In my work, devotional drawings, expressive scrawls, and psychedelic color fields are embedded in shapes of translucent epoxy. Its permissiveness enables this collage-like grammar: the epoxy accepts and metabolizes any fragment, solidifies and freezes, and becomes a substrate for further painting.
I look to art histories of dream states and mystical visualization, efforts to envision the formless and to exceed the edges of the self. I materialize what it’s like to be in a separate body struggling to unite physically and psychologically with others, in the present or across gaps of time and memory.
The past provides me with distorted emblems of sacrality like baby cupids, saintly faces, and hands locked in gestures of yearning or supplication. I’m interested less in their original religious meanings than the longing they contain—I am reaching towards someone else reaching towards god. Joining another’s devotion holds an implicit desire to merge, and to pronounce the eroticism of merged subjectivities.

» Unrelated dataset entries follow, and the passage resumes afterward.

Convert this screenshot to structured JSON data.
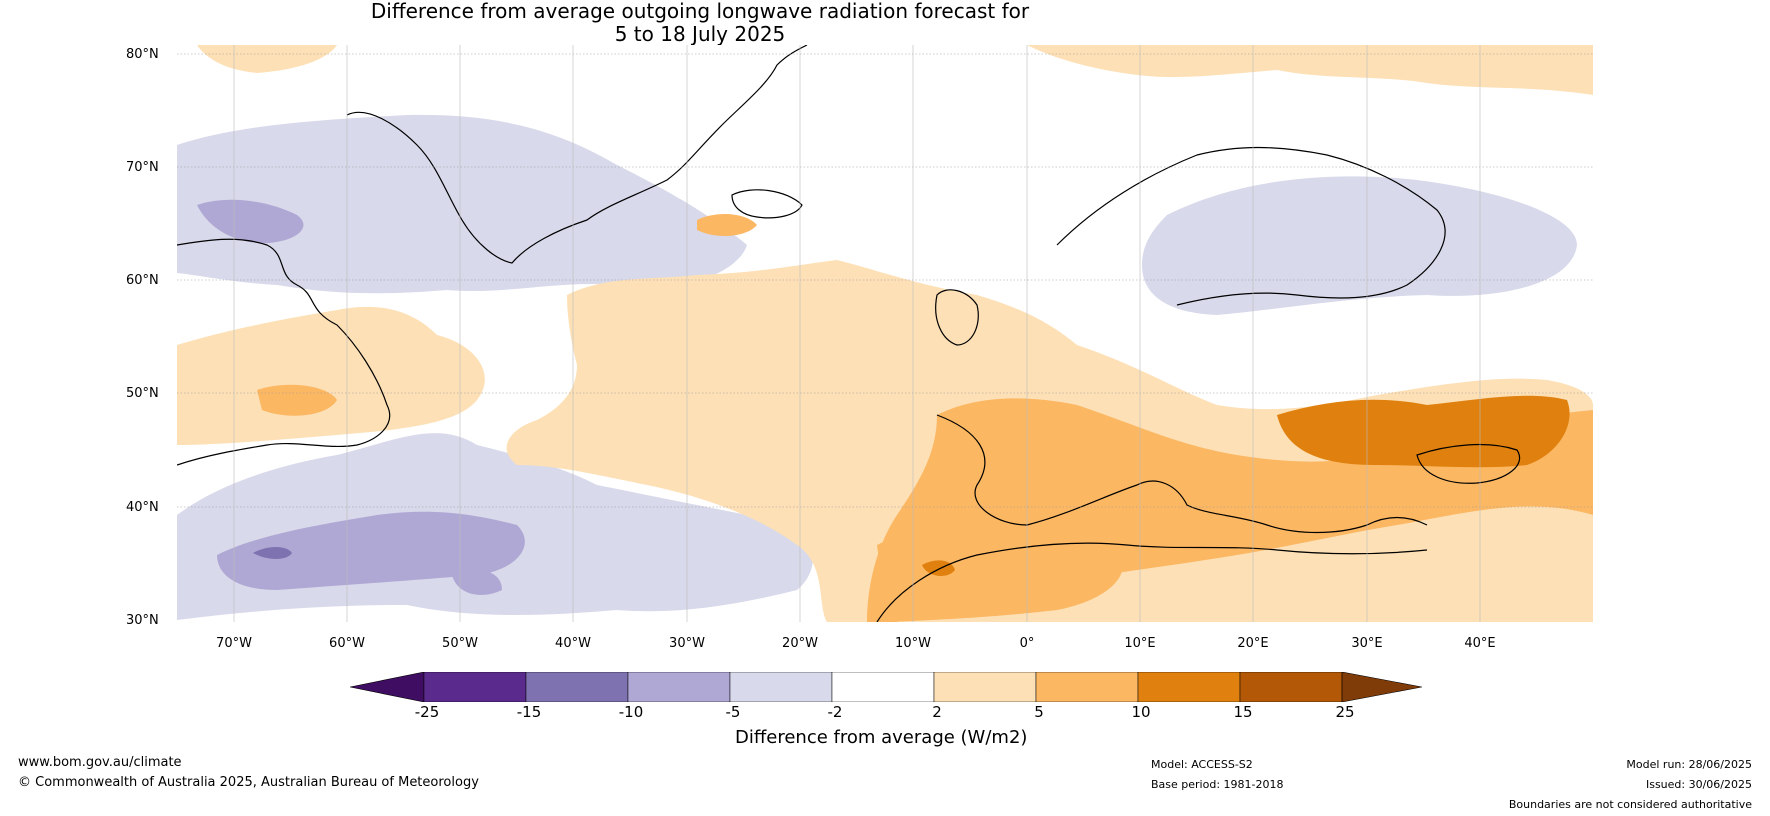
{
  "title_line1": "Difference from average outgoing longwave radiation forecast for",
  "title_line2": "5 to 18 July 2025",
  "map": {
    "lon_range": [
      -75,
      50
    ],
    "lat_range": [
      30,
      81
    ],
    "lat_ticks": [
      "80°N",
      "70°N",
      "60°N",
      "50°N",
      "40°N",
      "30°N"
    ],
    "lon_ticks": [
      "70°W",
      "60°W",
      "50°W",
      "40°W",
      "30°W",
      "20°W",
      "10°W",
      "0°",
      "10°E",
      "20°E",
      "30°E",
      "40°E"
    ],
    "grid": true
  },
  "colorbar": {
    "label": "Difference from average (W/m2)",
    "ticks": [
      "-25",
      "-15",
      "-10",
      "-5",
      "-2",
      "2",
      "5",
      "10",
      "15",
      "25"
    ],
    "colors": [
      "#3f0d61",
      "#5a2a8c",
      "#7f72b0",
      "#afa8d4",
      "#d8d9ea",
      "#ffffff",
      "#fde0b6",
      "#fcb762",
      "#e0810f",
      "#b35806",
      "#7f3b08"
    ]
  },
  "footer": {
    "website": "www.bom.gov.au/climate",
    "copyright": "© Commonwealth of Australia 2025, Australian Bureau of Meteorology",
    "model": "Model: ACCESS-S2",
    "base_period": "Base period: 1981-2018",
    "model_run": "Model run: 28/06/2025",
    "issued": "Issued: 30/06/2025",
    "boundaries": "Boundaries are not considered authoritative"
  }
}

The bottle of my mother’s Giorgio Beverly Hills perfume that I recently found was half used when she died in 1997. If I smell it, I can conjure her, but the magic loses power with excessive repetition. Scent is visceral but extends beyond the body, invisibly, seductively, uncontrollably. The statuesque and urn-like vial is a funerary object that acts directly on memory rather than through representation. Though sensually tangible —even overpowering— the Giorgio effect is a technology of supersensory vision: the layering of sight, memory, and hallucination.
— Heather McPherson
On view: July 13 – August 31, 2024
Opening reception: Saturday July 13, 6 - 9pm
McPherson is an Associate Professor of studio art at Providence college. She received a BFA from Washington University in St. Louis and an MFA from RISD. Recent shows include What Would Artist Do at a vacant storefront in Providence, Below the Thin at Take it Easy in Atlanta, and group shows at Below Grand, Kristen Lorello, and 315 Gallery in New York. She has presented previous projects with the RISD museum, Vox Populi in Philadelphia, and the deCordova Sculpture Park and Museum in Lincoln, MA.